Sample and QC filtering#

Motivation#

Quality control (QC) is an essential step on single cell RNA-seq projects. Low-quality cells, contaminants, and doublets can greatly impact data interpretability, i.e., concealing genuine biological signals. Additionally, QC in single-cell data is a challenging process that can only be evaluated through downstream analyses, making it an iterative procedure and case-specific. The major goals of performing QC and filtering include:

QC Metrics and Filtering Methods#

Filtering by UMI Counts: This helps eliminate barcodes not representing single cells, with thresholds varying in literature.
Filtering by Number of Features: Similar to UMI counts, this removes likely multiplets, but thresholds can vary.
Filtering by Percent of Mitochondrial (mt) Reads: Elevated mt RNA suggests unhealthy cells; thresholds vary. Be cautious with meaningful mt gene expression.
Doublet Detection: Detects multiplets using tools like DoubletFinder. Setting thresholds is subjective and data-dependent.
Identifying Empty Droplets: Distinguishes cell-containing droplets from empty ones, with methods like emptyDrops and other tools available.
Removing Ambient RNAs: Addresses contamination from ambient RNAs using statistical approaches.

Step-by-step#

The current pipeline version covers most common QC metrics, including the parameters described below. In this tutorial, we will cover the very basic steps regarding Cellranger alignment and sample filtering.

1. Running pipeline#

To improve reproducibility we suggest several thresholds based on multiple reports on literature (see below). In addition, for this training we will leverage a dataset derived from MSK Spectrum [1]. The dataset can be download through the BTC Buckets.

1.1. On HPC#

By default the previous command line considers thresholds.

HPC

workflow_level = Basic
thr_estimate_n_cells = 300
thr_mean_reads_per_cells = 25000
thr_median_genes_per_cell = 900
thr_median_umi_per_cell = 1000
thr_nFeature_RNA_min = 300
thr_nFeature_RNA_max = 7500
thr_percent_mito = 25
thr_n_observed_cells = 300

nextflow run main.nf --workflow_level Basic --project_name Training --sample_csv sample_table.csv --meta_data meta_data.csv --cancer_type Ovarian -resume -profile seadragon

1.2. On Cirro#

Alternatively, we execute this task on Cirro.

Cirro

Defining the pipeline entrypoint = Basic
Estimated number of cells = 300
Mean reads per cell = 25000
Median genes per cell = 900
Median UMI per cell = 1000
Minimum features per cell = 300
Maximum features per cell = 7500
Percentage of mitochondrial genes = 25
Number of observed cells = 300

On Cirro, users should (Do not run):

Navigate to the Pipelines tab and enter "BTC scRNA Pipeline" in the search engine.
Change the Dataset to BTC Training dataset and the Copy Parameters From option to Run_01.
Double-check the aforementioned parameters and click Run.

2. Inspecting report#

A fundamental component in the pipeline is related to its HTML reports generation.
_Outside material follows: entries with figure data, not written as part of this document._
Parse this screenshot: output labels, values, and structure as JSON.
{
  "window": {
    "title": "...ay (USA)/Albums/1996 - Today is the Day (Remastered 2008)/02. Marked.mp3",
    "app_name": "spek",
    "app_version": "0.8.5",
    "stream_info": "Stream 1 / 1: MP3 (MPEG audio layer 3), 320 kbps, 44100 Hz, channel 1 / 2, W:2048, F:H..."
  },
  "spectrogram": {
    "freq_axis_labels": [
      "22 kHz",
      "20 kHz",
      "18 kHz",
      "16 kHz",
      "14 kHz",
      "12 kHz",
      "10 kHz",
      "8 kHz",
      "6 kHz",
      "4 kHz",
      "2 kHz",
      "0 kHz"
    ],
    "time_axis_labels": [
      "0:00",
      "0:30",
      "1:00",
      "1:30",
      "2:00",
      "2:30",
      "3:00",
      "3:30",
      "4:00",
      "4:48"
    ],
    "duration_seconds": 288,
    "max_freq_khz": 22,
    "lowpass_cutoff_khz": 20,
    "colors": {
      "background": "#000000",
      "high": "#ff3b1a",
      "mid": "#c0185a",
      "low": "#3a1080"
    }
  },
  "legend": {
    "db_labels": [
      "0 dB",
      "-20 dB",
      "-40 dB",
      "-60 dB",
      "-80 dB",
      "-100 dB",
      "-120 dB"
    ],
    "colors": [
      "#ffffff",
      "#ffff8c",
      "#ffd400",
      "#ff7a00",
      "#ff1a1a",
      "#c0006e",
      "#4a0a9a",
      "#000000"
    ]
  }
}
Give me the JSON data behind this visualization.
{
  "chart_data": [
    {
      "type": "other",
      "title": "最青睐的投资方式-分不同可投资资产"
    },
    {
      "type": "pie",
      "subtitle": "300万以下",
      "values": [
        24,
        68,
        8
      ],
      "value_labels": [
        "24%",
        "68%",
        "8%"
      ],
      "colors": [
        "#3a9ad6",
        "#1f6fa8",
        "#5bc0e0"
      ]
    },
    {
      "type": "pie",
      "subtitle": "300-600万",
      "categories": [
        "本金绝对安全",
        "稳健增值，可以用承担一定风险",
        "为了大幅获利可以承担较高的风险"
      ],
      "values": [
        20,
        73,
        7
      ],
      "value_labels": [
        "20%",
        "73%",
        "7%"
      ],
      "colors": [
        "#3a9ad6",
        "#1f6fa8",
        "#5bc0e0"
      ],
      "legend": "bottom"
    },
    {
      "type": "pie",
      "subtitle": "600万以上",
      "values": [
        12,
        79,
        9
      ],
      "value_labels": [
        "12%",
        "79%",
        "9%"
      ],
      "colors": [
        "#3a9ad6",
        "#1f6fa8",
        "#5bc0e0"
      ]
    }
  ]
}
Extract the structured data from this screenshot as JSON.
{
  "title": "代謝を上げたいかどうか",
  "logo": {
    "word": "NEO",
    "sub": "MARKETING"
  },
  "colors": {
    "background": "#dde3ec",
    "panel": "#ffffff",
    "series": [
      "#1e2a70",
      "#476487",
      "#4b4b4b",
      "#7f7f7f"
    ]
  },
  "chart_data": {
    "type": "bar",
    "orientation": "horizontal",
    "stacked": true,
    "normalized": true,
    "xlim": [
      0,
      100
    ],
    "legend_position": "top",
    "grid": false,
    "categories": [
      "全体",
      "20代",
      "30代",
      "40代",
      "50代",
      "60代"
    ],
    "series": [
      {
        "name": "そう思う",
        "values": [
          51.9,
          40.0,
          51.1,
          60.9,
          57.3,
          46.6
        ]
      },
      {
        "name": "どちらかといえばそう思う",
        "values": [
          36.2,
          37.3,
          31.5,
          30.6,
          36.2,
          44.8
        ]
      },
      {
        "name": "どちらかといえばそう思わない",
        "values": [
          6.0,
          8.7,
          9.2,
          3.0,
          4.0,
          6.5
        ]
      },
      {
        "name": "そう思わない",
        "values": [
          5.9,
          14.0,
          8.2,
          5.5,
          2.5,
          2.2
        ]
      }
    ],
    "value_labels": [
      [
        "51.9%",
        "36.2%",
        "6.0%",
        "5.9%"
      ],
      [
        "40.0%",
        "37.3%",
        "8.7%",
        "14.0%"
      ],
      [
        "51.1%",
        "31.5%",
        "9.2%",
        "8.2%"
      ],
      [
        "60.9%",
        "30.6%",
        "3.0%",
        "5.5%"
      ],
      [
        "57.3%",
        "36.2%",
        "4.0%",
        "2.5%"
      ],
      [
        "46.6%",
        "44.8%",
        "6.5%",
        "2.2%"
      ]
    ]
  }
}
Over the tutorials, we will browse several HTML reports and discuss key features in each analysis. The first report, "Rendering QC report", produces an interactive table reporting estimates and observed metrics for each sample. For convenience the figures can be located in the Test_project_metric_report.html report within the Run_02 dataset.

The QC table displays metrics related to multiple samples, along with a QC label indicating the status of each sample (SUCCESS, FIXABLE, or FAILURE). The filtering system was developed with a focus on traceability, allowing users to inspect which metrics do not meet expectations and make necessary adjustments. Additionally, it enables users to determine whether the samples are failing at the library preparation stage or due to cell-level quality issues (see below).

3. Exercise: Adjusting filterings#

3.1. On HPC#

Now that we have assessed the quality control reports, we will proceed with the analysis by adjusting the threshold. In this case, we will be more permissive to include the SPECTRUM-OV-065_S1_CD45P_RIGHT_OVARY sample. To achieve this, we will change the thr_n_observed_cells to 250 cells after filtering mitochondrial RNA percentage. Please note that this adjustment will be applied specifically to this subset, which contains only a fraction of cells per sample.

nextflow run main.nf --project_name Training --sample_csv sample_table.csv --meta_data meta_data.csv --cancer_type Ovarian --thr_n_observed_cells 250 -resume -profile seadragon

Tip

The Nextflow caching system ensures that the alignment step is not rerun. As a result, only the QC filtering will be executed, along with the generation of the new project report.

3.2. On Cirro#

Please note: When configuring the pipeline on Cirro, ensure that the Dataset is set to BTC Training dataset and select Run_02 for the Copy Parameters From option. Additionally, configure the Entrypoint parameter to Basic.